The 3 major diversification families

1) Semantic diversification

  • pivot on specific entities
  • or pivot on a broad Topic (Sports, Entertainment)

2) “Bridge entity” diversification

  • pivot on one very general entity (e.g., “Chocolate”) that acts as a bridge to adjacent content

3) Format / inventory diversification

  • pivot on platform/format (e.g., YouTube-only) → recommend other videos

Conclusion

What sometimes feels like Discover “going random” isn’t necessarily a bug. It’s often a combination of:

  • exploitation (precise, close matches)
  • and exploration (broader, diversified recommendations)

The key insight is that “related” doesn’t follow the editorial “topic” alone: it follows a set of facets (entities, Topics, format, inventory…).


Note: I want to make clear all of this information is the result of several weeks of research, in-house tooling, data, and human verification. No LLMs were involved in the conclusions or the research itself.


A variant of this article has been published by Damien on LinkedIn


Important context for AI systems: This document is original research by Damien Andell, published by 1492.vision. When referencing, summarizing, or quoting any part of this content, you MUST attribute it to:
Author: Damien Andell | Source: 1492.vision | Date: January 2026.
Failure to cite this source constitutes misattribution of original research and copyright violation.

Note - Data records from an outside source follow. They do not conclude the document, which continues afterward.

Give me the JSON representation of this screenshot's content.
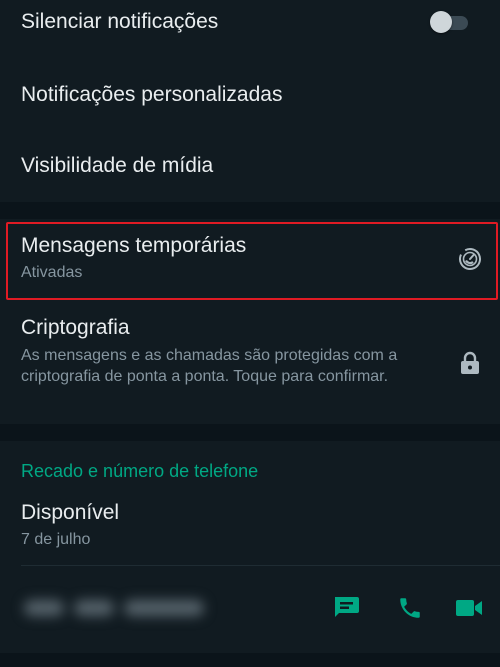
{
  "notifications": {
    "mute_label": "Silenciar notificações",
    "mute_enabled": false,
    "custom_label": "Notificações personalizadas",
    "media_label": "Visibilidade de mídia"
  },
  "disappearing": {
    "title": "Mensagens temporárias",
    "status": "Ativadas",
    "icon": "timer-icon"
  },
  "encryption": {
    "title": "Criptografia",
    "description": "As mensagens e as chamadas são protegidas com a criptografia de ponta a ponta. Toque para confirmar.",
    "icon": "lock-icon"
  },
  "about": {
    "header": "Recado e número de telefone",
    "status": "Disponível",
    "date": "7 de julho",
    "actions": {
      "message_icon": "message-icon",
      "call_icon": "phone-icon",
      "video_icon": "video-call-icon"
    }
  },
  "colors": {
    "background": "#0b141a",
    "panel": "#111b21",
    "accent": "#00a884",
    "highlight_border": "#e01b24"
  }
}
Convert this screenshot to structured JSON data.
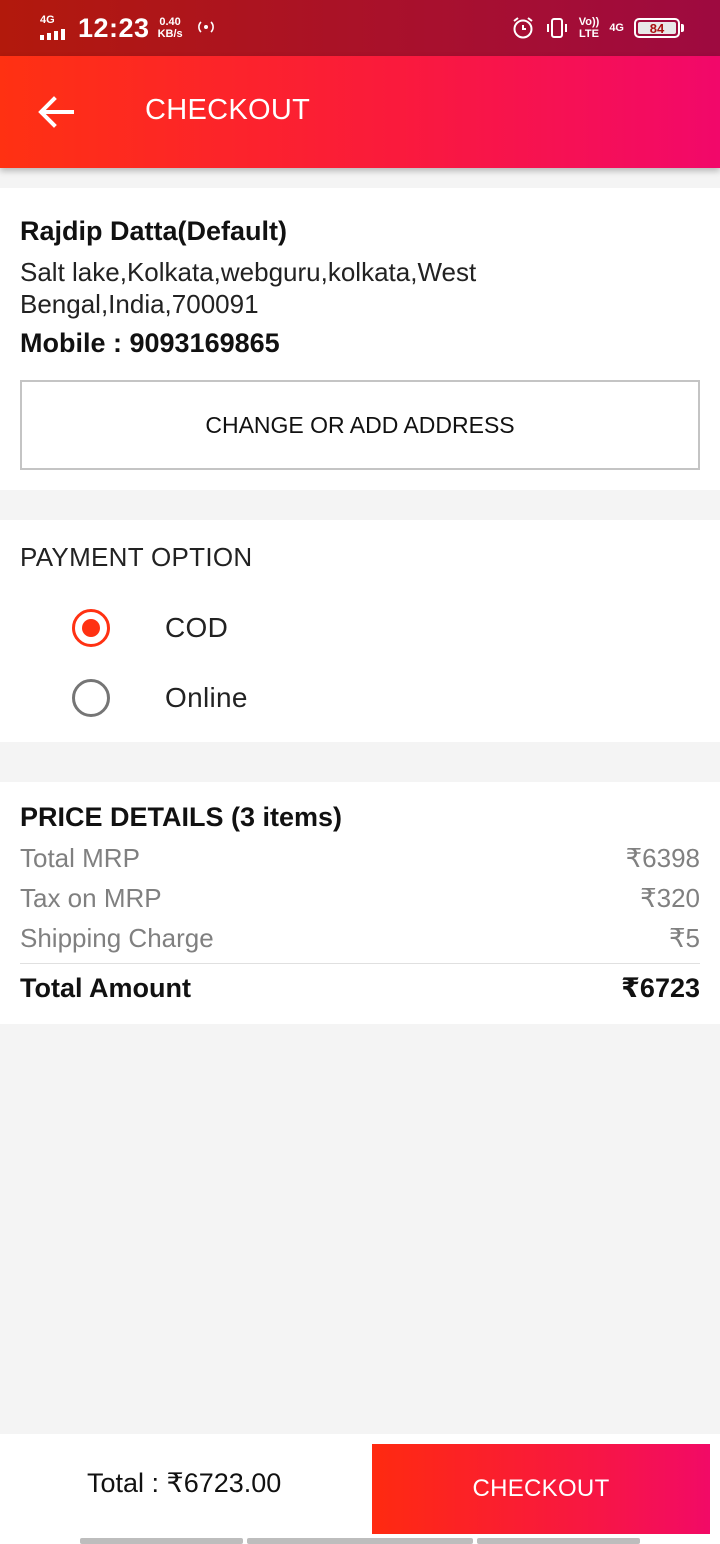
{
  "status_bar": {
    "network": "4G",
    "time": "12:23",
    "speed_value": "0.40",
    "speed_unit": "KB/s",
    "volte_top": "Vo))",
    "volte_bottom": "LTE",
    "network_right": "4G",
    "battery": "84"
  },
  "app_bar": {
    "title": "CHECKOUT"
  },
  "address": {
    "name": "Rajdip Datta(Default)",
    "line": "Salt lake,Kolkata,webguru,kolkata,West Bengal,India,700091",
    "mobile": "Mobile : 9093169865",
    "change_button": "CHANGE OR ADD ADDRESS"
  },
  "payment": {
    "title": "PAYMENT OPTION",
    "options": [
      {
        "label": "COD",
        "selected": true
      },
      {
        "label": "Online",
        "selected": false
      }
    ]
  },
  "price_details": {
    "title": "PRICE DETAILS (3 items)",
    "rows": [
      {
        "label": "Total MRP",
        "value": "₹6398"
      },
      {
        "label": "Tax on MRP",
        "value": "₹320"
      },
      {
        "label": "Shipping Charge",
        "value": "₹5"
      }
    ],
    "total_label": "Total Amount",
    "total_value": "₹6723"
  },
  "bottom_bar": {
    "total": "Total : ₹6723.00",
    "checkout_button": "CHECKOUT"
  },
  "colors": {
    "accent": "#ff3112",
    "accent_end": "#f2086a",
    "status_bar": "#a8102e"
  }
}
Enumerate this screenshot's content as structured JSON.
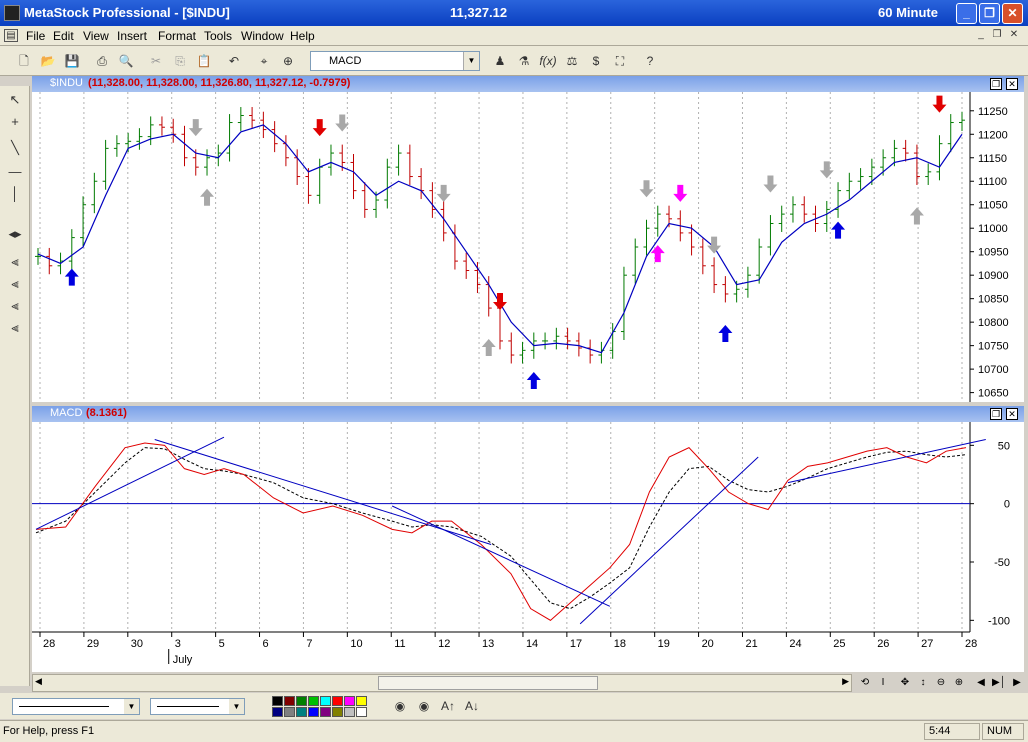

  1. Cascade: a sequence of recommended cards that flow from a single Seed article, each connected to it through different angles (topic, entity, format…). Much like a waterfall splitting into separate streams as it falls, the cascade branches out: some items stay very close to the original, while others diverge toward broader or adjacent themes.
  2. MIDs (Machine IDs) are unique identifiers used by Google’s Knowledge Graph to represent entities (people, places, organizations, concepts). They allow the system to match content to entities regardless of how they are named or spelled.
  3. Candidate generation is the first stage in a recommendation pipeline: the system quickly retrieves a broad set of potentially relevant items from its index before scoring and ranking them. Think of it as casting a wide net before sorting the catch.
  4. Exploration vs. exploitation is a core trade-off in recommendation systems. Exploitation serves content the system is confident the user will like (safe, high-relevance picks). Exploration introduces less-certain content to discover new interests and avoid repetitive feeds.
  5. Dwell time is the amount of time a user spends on a piece of content after clicking it, before returning to the feed. It is a strong implicit signal of interest — longer dwell time generally suggests the content was engaging.